As the film makes clear, Bono's late father, Brendan "Bob" Hewson, was a man for whom paternal encouragement did not come easily. Their relationship is acutely evoked on screen in scenes in which Bono sits at a table on the semi-darkened stage and relives the stilted, but often darkly humorous conversations they had over pints of Guinness in Finnegan's pub in Dalkey. It was a fraught bonding ritual familiar to Irishmen of a certain generation. In his memoir, Bono writes: "We stare at each other. Talk around each other. Occasionally, we talk to each other."
By the time he developed the cancer that ended his life in 2001, Bob Hewson had finally, as Bono wryly puts it, "become comfortable with his son being loved and loathed, which is the price of popularity in Ireland".
Having written the book and evoked his father on stage and on screen, is he any closer to understanding him?
"I'm only starting to realise now, after playing my father night after night on stage," he says, "that he might have been a lot more likeable than I was. And funny.
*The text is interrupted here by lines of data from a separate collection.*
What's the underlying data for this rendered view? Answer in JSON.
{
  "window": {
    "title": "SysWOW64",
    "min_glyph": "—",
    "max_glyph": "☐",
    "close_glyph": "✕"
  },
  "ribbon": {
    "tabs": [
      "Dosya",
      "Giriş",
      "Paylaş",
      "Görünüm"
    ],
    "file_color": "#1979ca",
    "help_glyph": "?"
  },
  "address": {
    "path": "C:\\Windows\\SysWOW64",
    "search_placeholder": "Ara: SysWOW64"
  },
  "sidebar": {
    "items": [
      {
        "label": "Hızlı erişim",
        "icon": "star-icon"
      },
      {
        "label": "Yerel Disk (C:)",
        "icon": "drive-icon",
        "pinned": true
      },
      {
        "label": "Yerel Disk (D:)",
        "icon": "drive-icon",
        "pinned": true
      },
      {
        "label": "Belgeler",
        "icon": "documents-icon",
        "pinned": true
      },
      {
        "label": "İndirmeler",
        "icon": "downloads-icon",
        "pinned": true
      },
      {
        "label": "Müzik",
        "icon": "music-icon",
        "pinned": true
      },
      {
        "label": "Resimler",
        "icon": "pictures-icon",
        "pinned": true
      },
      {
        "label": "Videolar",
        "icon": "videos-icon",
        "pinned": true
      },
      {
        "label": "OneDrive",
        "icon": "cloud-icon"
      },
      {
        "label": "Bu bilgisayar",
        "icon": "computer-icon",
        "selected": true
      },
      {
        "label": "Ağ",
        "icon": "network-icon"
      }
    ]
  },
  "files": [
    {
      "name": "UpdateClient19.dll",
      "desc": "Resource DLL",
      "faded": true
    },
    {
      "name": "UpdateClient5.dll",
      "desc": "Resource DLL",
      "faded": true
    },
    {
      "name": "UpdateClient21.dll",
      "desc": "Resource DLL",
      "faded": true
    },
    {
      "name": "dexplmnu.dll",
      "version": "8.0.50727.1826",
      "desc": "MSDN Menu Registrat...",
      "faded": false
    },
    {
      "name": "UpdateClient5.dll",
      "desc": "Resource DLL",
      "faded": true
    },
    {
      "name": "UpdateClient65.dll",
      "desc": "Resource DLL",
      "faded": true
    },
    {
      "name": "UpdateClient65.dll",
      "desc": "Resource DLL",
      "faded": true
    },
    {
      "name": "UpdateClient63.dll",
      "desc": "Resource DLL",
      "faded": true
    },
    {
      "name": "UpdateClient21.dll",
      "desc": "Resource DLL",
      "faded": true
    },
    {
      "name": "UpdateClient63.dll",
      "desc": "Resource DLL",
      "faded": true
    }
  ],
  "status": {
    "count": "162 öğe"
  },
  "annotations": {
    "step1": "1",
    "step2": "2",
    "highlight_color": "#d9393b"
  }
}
And charming. It would have been easy to caricature him, but that would have misrepresented his complexity."
In May 2023, I watched Bono play the final date of that one-man stage show, at the Teatro di San Carlo in Naples, the oldest opera house in the world. As the show drew to a close, he sang one of his late father's favourite songs, Torna a Surriento . It was a characteristic move, if a risky one given the setting, but the Italian audience lapped it up, rising to their feet with shouts of: "Bravo, maestro!".
It seemed like there was a tear in his eye at the end ...
"Yes," he says, "and it was OK. It's a sad song to sing even if you are not thinking about your father."
He pauses. "In one sense, my dad could not have been less ambitious, and I've sometimes thought [recently] that maybe he was right to make his life and friends the priority rather than ideas. He certainly made the family a priority."
In terms of his own family, his daughter, Eve, is a successful actor and his son, Elijah, fronts an acclaimed rock band, Inhaler. How did he feel when Elijah followed in his footsteps?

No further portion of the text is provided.